Thanks for the tip. XFS code in that kernel was 1.3.1. But now I reproduced the bug with RHES3 U2 kernel and XFS from SGI RHES patch. One of the links was describing the filesystem layout: meta-data=/shift/lxfs5046/data01 isize=512 agcount=168, agsize=1048512 blks = sectsz=512 data = bsize=4096 blocks=175829568, imaxpct=25 = sunit=64 swidth=128 blks, unwritten=1 naming =version 2 bsize=4096 log =internal bsize=4096 blocks=32768, version=2 = sectsz=512 sunit=64 blks realtime =none extsz=524288 blocks=0, rtextents=0 Mount options were "logbufs=8,logbsize=262144". Filesystem is sitting on top of software RAID0 array with 256k chunks. I've seen the problem with 2.6.5 vanilla as well, I will see if I can get a kgdb-enabled kernel up.

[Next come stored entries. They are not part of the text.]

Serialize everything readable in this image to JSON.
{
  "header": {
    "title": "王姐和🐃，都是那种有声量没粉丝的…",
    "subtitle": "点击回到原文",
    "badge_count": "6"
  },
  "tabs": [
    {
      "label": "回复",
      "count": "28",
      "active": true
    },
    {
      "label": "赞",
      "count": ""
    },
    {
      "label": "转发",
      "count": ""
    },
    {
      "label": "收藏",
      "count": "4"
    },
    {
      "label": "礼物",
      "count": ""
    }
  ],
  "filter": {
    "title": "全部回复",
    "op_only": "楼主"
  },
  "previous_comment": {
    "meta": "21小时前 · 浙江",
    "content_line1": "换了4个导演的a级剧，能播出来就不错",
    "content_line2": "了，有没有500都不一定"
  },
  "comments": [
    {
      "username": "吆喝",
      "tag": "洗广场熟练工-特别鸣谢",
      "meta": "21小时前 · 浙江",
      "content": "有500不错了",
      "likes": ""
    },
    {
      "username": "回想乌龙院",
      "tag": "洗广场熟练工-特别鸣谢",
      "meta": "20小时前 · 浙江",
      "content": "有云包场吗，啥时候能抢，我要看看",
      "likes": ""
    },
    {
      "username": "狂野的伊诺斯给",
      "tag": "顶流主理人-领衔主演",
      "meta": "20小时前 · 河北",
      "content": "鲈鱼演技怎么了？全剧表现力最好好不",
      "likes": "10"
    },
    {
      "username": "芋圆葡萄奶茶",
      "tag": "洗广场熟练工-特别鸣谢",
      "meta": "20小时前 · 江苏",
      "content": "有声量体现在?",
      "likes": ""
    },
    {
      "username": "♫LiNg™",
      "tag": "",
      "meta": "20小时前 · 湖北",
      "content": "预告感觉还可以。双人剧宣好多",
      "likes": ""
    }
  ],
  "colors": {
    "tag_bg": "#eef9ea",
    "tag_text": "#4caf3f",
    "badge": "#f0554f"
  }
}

Linux 2.6.8.1-mm2 correctly replayed the log and mounted the filesystem. I will try with vanilla 2.4.x next. Peter
Linux 2.4.27 succeeds replaying the log and mounting the filesystem. Linux 2.4.21-15.EL.sgi3 fails. Peter
Hi Peter, This is likely to be attributed to the incident: sgi_pv#913531 - recovery of v2 logs of log record size of 256K will fail on Linux The fix for this was checked in on June 15 2004. There was a problem with a memory allocation function which had an artificial limit of 128K. (I had an obvious hole in my v2 log qa tests up until that time ;-( --Tim
Tim, Thanks for the update. Investigating the 15.EL.sgi3 source, the fix of June 15th would not apply since the tree has been reshuffled. I also tried to see if the problem exists if I explicitly specify -l su=128k, and it does. Does su= have any effect on the log record size? Thanks, Peter
Hi Peter, You wrote: "I also tried to see if the problem exists if I explicitly specify -l su=128k, and it does." I'm not sure I am following you here. The fix/bug I was describing was for using a log record size of 256k nothing to do with the log stripe size. So trying it with a log size of 128k i.e. mounting with "-o logbsize=128k" is worth doing if you want to check that the problem goes away. You also wrote: "Does su= have any effect on the log record size?" Not really, except that the log record size must be bigger than the log stripe size, and thus the stripe size can't be any bigger than the maximum log record size. i.e. log-su <= MAX-log-record-size(256k) logbsize >= log-su So if you wanted to mount with 128k logbufs, then it would only succeed if the log stripe was <= 128k. (Sorry for not replying sooner - been away a lot lately:) --Tim
Tim, I wanted to check whether the 256k logrecord fix applies to my situation. Your response confirmed my line of thinking when I tried the following and failed: * mount -o logbsize=128k (failed with su=256k, it is expected) * mount -o logbsize=128k (failed with su=128k, NOT EXPECTED) ...which means the problem is there even if I restrict the filesystem to 128k logbsize logbufs only => the 256k fix does not solve it. Peter
Closing all 2.4 kernel bugs with WONTFIX as XFS in Linux 2.4 hasn't been maintained for a long time. Please open a new bug if you see something similar with a recent Linux 2.6 kernel.